I am actually trying to make the result of a wysihtml5 editor secure.
Basically, users cannot enter script/forms/etc tags.

I cannot remove all tags as some of them are used to display the content as wished.
(eg : <h1> to display a title)

The problem is that users are still able to add DOM event listeners binded to some unwanted code.
(eg : <h1 onclick="alert('Houston, got a problem');"></h1>)

I would like to remove all event listeners inside a div (for all descendants inside that div).
The solution I actually tried to use is to check the code as a string to find and replace unwanted content, which worked for the unwanted tags.

What I actually need is a regex matching all event listeners inside all tags.
Something like "select all [on*] between < and >".
Examples :
<h1 onclick=""></h1> => Should match
<h1 onnewevent=""></h1> => Should match
<h1>onclick=""</h1> => Should NOT match

Thanks in advance for your help ;)

qdrien
  • 133
  • 1
  • 11
  • `

    yo dawg, uversion 4.0

    ` - You'd need to write something to parse the HTML as a string if you don't want to create the DOM elements. RegEx alone is not the right tool for this.
    – tenub Mar 18 '14 at 16:41
  • Recommended reading: http://stackoverflow.com/questions/1732348/regex-match-open-tags-except-xhtml-self-contained-tags – akirilov Mar 18 '14 at 19:53
  • Thanks for the link, finally used a parser – qdrien Mar 19 '14 at 10:23

1 Answers1

2

Shouldn't be parsing html with regex.
If you really want to though, this is a quick and dirty way
(by no means complete).

It just looks for opening 'onevent' tag with its closing tag right after it.
If there will be something else inbetween, just add a .*? between tags.

 #  <([^<>\s]+)\s[^<>]*on[^<>="]+=[^<>]*></\1\s*>
 # /<([^<>\s]+)\s[^<>]*on[^<>="]+=[^<>]*><\/\1\s*>/

 < 
 ( [^<>\s]+ )                    # (1), 'Tag'
 \s 
 [^<>]* on [^<>="]+ = [^<>]*     # On... = event
 >
 </ \1 \s* >                     # Backref to 'Tag'

Perl test case

$/ = undef;

$str = <DATA>;

while ( $str =~ /<([^<>\s]+)\s[^<>]*on[^<>="]+=[^<>]*><\/\1\s*>/g )
{
    print "'$&'\n";
}


__DATA__
(eg : <h1 onclick="alert('Houston, got a problem');"></h1>) 
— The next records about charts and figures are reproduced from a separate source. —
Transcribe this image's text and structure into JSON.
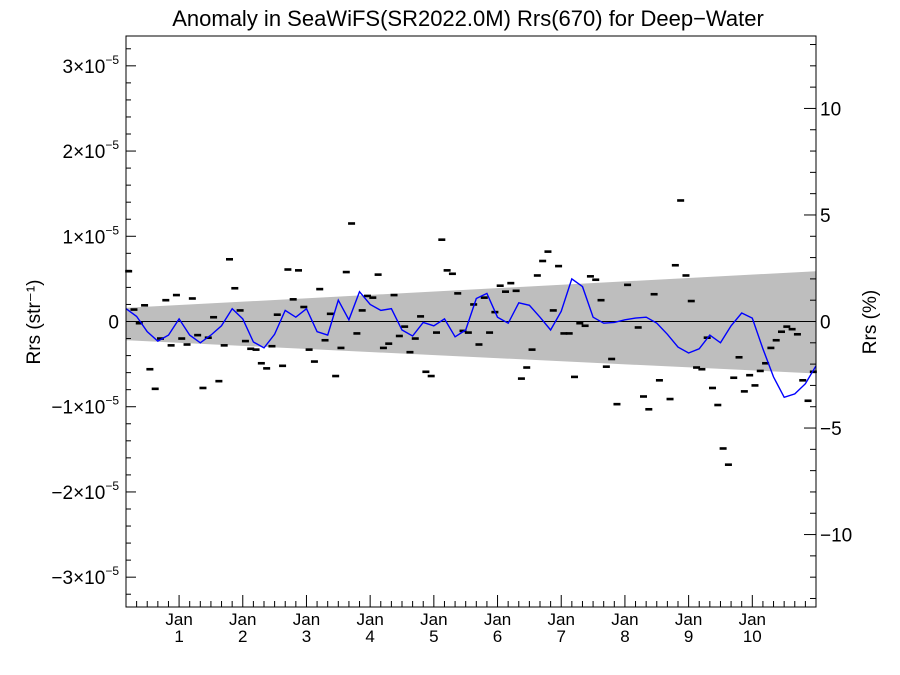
{
  "chart_data": {
    "type": "scatter",
    "title": "Anomaly in SeaWiFS(SR2022.0M) Rrs(670) for Deep−Water",
    "ylabel": "Rrs (str⁻¹)",
    "y2label": "Rrs (%)",
    "xlabel": "",
    "xlim": [
      0,
      130
    ],
    "ylim": [
      -3.35e-05,
      3.35e-05
    ],
    "y2lim": [
      -13.4,
      13.4
    ],
    "grid": false,
    "legend": "none",
    "x_ticks": [
      {
        "x": 10,
        "month": "Jan",
        "year": "1"
      },
      {
        "x": 22,
        "month": "Jan",
        "year": "2"
      },
      {
        "x": 34,
        "month": "Jan",
        "year": "3"
      },
      {
        "x": 46,
        "month": "Jan",
        "year": "4"
      },
      {
        "x": 58,
        "month": "Jan",
        "year": "5"
      },
      {
        "x": 70,
        "month": "Jan",
        "year": "6"
      },
      {
        "x": 82,
        "month": "Jan",
        "year": "7"
      },
      {
        "x": 94,
        "month": "Jan",
        "year": "8"
      },
      {
        "x": 106,
        "month": "Jan",
        "year": "9"
      },
      {
        "x": 118,
        "month": "Jan",
        "year": "10"
      }
    ],
    "y_ticks": [
      {
        "v": 3e-05,
        "mant": "3",
        "exp": "−5"
      },
      {
        "v": 2e-05,
        "mant": "2",
        "exp": "−5"
      },
      {
        "v": 1e-05,
        "mant": "1",
        "exp": "−5"
      },
      {
        "v": 0,
        "mant": "0",
        "exp": ""
      },
      {
        "v": -1e-05,
        "mant": "−1",
        "exp": "−5"
      },
      {
        "v": -2e-05,
        "mant": "−2",
        "exp": "−5"
      },
      {
        "v": -3e-05,
        "mant": "−3",
        "exp": "−5"
      }
    ],
    "y2_ticks": [
      {
        "v": 10,
        "label": "10"
      },
      {
        "v": 5,
        "label": "5"
      },
      {
        "v": 0,
        "label": "0"
      },
      {
        "v": -5,
        "label": "−5"
      },
      {
        "v": -10,
        "label": "−10"
      }
    ],
    "uncertainty_band": {
      "x": [
        0,
        130
      ],
      "upper": [
        1.6e-06,
        5.9e-06
      ],
      "lower": [
        -2.2e-06,
        -6.1e-06
      ],
      "color": "#bebebe"
    },
    "series": [
      {
        "kind": "points",
        "color": "#000000",
        "x": [
          0.5,
          1.5,
          2.5,
          3.5,
          4.5,
          5.5,
          6.5,
          7.5,
          8.5,
          9.5,
          10.5,
          11.5,
          12.5,
          13.5,
          14.5,
          15.5,
          16.5,
          17.5,
          18.5,
          19.5,
          20.5,
          21.5,
          22.5,
          23.5,
          24.5,
          25.5,
          26.5,
          27.5,
          28.5,
          29.5,
          30.5,
          31.5,
          32.5,
          33.5,
          34.5,
          35.5,
          36.5,
          37.5,
          38.5,
          39.5,
          40.5,
          41.5,
          42.5,
          43.5,
          44.5,
          45.5,
          46.5,
          47.5,
          48.5,
          49.5,
          50.5,
          51.5,
          52.5,
          53.5,
          54.5,
          55.5,
          56.5,
          57.5,
          58.5,
          59.5,
          60.5,
          61.5,
          62.5,
          63.5,
          64.5,
          65.5,
          66.5,
          67.5,
          68.5,
          69.5,
          70.5,
          71.5,
          72.5,
          73.5,
          74.5,
          75.5,
          76.5,
          77.5,
          78.5,
          79.5,
          80.5,
          81.5,
          82.5,
          83.5,
          84.5,
          85.5,
          86.5,
          87.5,
          88.5,
          89.5,
          90.5,
          91.5,
          92.5,
          94.5,
          96.5,
          97.5,
          98.5,
          99.5,
          100.5,
          102.5,
          103.5,
          104.5,
          105.5,
          106.5,
          107.5,
          108.5,
          109.5,
          110.5,
          111.5,
          112.5,
          113.5,
          114.5,
          115.5,
          116.5,
          117.5,
          118.5,
          119.5,
          120.5,
          121.5,
          122.5,
          123.5,
          124.5,
          125.5,
          126.5,
          127.5,
          128.5,
          129.5
        ],
        "y": [
          5.9e-06,
          1.4e-06,
          -2e-07,
          1.9e-06,
          -5.6e-06,
          -7.9e-06,
          -2e-06,
          2.5e-06,
          -2.8e-06,
          3.1e-06,
          -2e-06,
          -2.7e-06,
          2.7e-06,
          -1.6e-06,
          -7.8e-06,
          -1.9e-06,
          5e-07,
          -7e-06,
          -2.8e-06,
          7.3e-06,
          3.9e-06,
          1.3e-06,
          -2.3e-06,
          -3.2e-06,
          -3.3e-06,
          -4.9e-06,
          -5.5e-06,
          -2.9e-06,
          8e-07,
          -5.2e-06,
          6.1e-06,
          2.6e-06,
          6e-06,
          1.7e-06,
          -3.3e-06,
          -4.7e-06,
          3.8e-06,
          -2.2e-06,
          9e-07,
          -6.4e-06,
          -3.1e-06,
          5.8e-06,
          1.15e-05,
          -1.4e-06,
          1.3e-06,
          3e-06,
          2.8e-06,
          5.5e-06,
          -3.1e-06,
          -2.6e-06,
          3.1e-06,
          -1.7e-06,
          -6e-07,
          -3.6e-06,
          -2e-06,
          6e-07,
          -5.9e-06,
          -6.4e-06,
          -1.3e-06,
          9.6e-06,
          6e-06,
          5.6e-06,
          3.3e-06,
          -1.1e-06,
          -1.3e-06,
          2e-06,
          -2.7e-06,
          2.8e-06,
          -1.3e-06,
          1.1e-06,
          4.2e-06,
          3.5e-06,
          4.5e-06,
          3.6e-06,
          -6.7e-06,
          -5.4e-06,
          -3.3e-06,
          5.4e-06,
          7.1e-06,
          8.2e-06,
          1.3e-06,
          6.5e-06,
          -1.4e-06,
          -1.4e-06,
          -6.5e-06,
          -2e-07,
          -5e-07,
          5.3e-06,
          4.9e-06,
          2.5e-06,
          -5.3e-06,
          -4.4e-06,
          -9.7e-06,
          4.3e-06,
          -7e-07,
          -8.8e-06,
          -1.03e-05,
          3.2e-06,
          -6.9e-06,
          -9.1e-06,
          6.6e-06,
          1.42e-05,
          5.4e-06,
          2.4e-06,
          -5.4e-06,
          -5.6e-06,
          -1.9e-06,
          -7.8e-06,
          -9.8e-06,
          -1.49e-05,
          -1.68e-05,
          -6.6e-06,
          -4.2e-06,
          -8.2e-06,
          -6.3e-06,
          -7.5e-06,
          -5.8e-06,
          -4.9e-06,
          -3.1e-06,
          -2.2e-06,
          -1.2e-06,
          -6e-07,
          -9e-07,
          -1.5e-06,
          -6.9e-06,
          -9.3e-06,
          -5.9e-06
        ]
      },
      {
        "kind": "line",
        "color": "#0000ff",
        "x": [
          0,
          2,
          4,
          6,
          8,
          10,
          12,
          14,
          16,
          18,
          20,
          22,
          24,
          26,
          28,
          30,
          32,
          34,
          36,
          38,
          40,
          42,
          44,
          46,
          48,
          50,
          52,
          54,
          56,
          58,
          60,
          62,
          64,
          66,
          68,
          70,
          72,
          74,
          76,
          78,
          80,
          82,
          84,
          86,
          88,
          90,
          92,
          94,
          96,
          98,
          100,
          102,
          104,
          106,
          108,
          110,
          112,
          114,
          116,
          118,
          120,
          122,
          124,
          126,
          128,
          130
        ],
        "y": [
          1.5e-06,
          6e-07,
          -1.2e-06,
          -2.3e-06,
          -1.6e-06,
          3e-07,
          -1.6e-06,
          -2.5e-06,
          -1.6e-06,
          -5e-07,
          1.5e-06,
          3e-07,
          -2.4e-06,
          -3.1e-06,
          -1.5e-06,
          1.3e-06,
          5e-07,
          1.5e-06,
          -1.2e-06,
          -1.6e-06,
          2.5e-06,
          2e-07,
          3.5e-06,
          2e-06,
          1.3e-06,
          1.5e-06,
          -1e-06,
          -1.7e-06,
          -1e-07,
          -5e-07,
          3e-07,
          -1.8e-06,
          -1e-06,
          2.7e-06,
          3.3e-06,
          5e-07,
          -2e-07,
          2.2e-06,
          1.9e-06,
          5e-07,
          -1e-06,
          1.2e-06,
          5e-06,
          4.1e-06,
          5e-07,
          -2e-07,
          -1e-07,
          2e-07,
          4e-07,
          5e-07,
          -2e-07,
          -1.5e-06,
          -3e-06,
          -3.7e-06,
          -3.2e-06,
          -1.6e-06,
          -2.5e-06,
          -5e-07,
          1e-06,
          4e-07,
          -3.2e-06,
          -6.5e-06,
          -8.9e-06,
          -8.5e-06,
          -7.3e-06,
          -5.2e-06
        ]
      }
    ]
  }
}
I would like to remove all event listeners inside a div
(for all descendants inside that div).
The solution I actually tried to use is to check the code as
a string to find and replace unwanted content,
which worked for the unwanted tags. 

What I actually need is a regex matching all event
listeners inside all tags.
Something like "select all [on*] between < and >".
Examples :
<h1 onclick=""></h1> => Should match
<h1 onnewevent=""></h1> => Should match
<h1>onclick=""</h1> => Should NOT match 

Output >>

'<h1 onclick="alert('Houston, got a problem');"></h1>'
'<h1 onclick=""></h1>'
'<h1 onnewevent=""></h1>'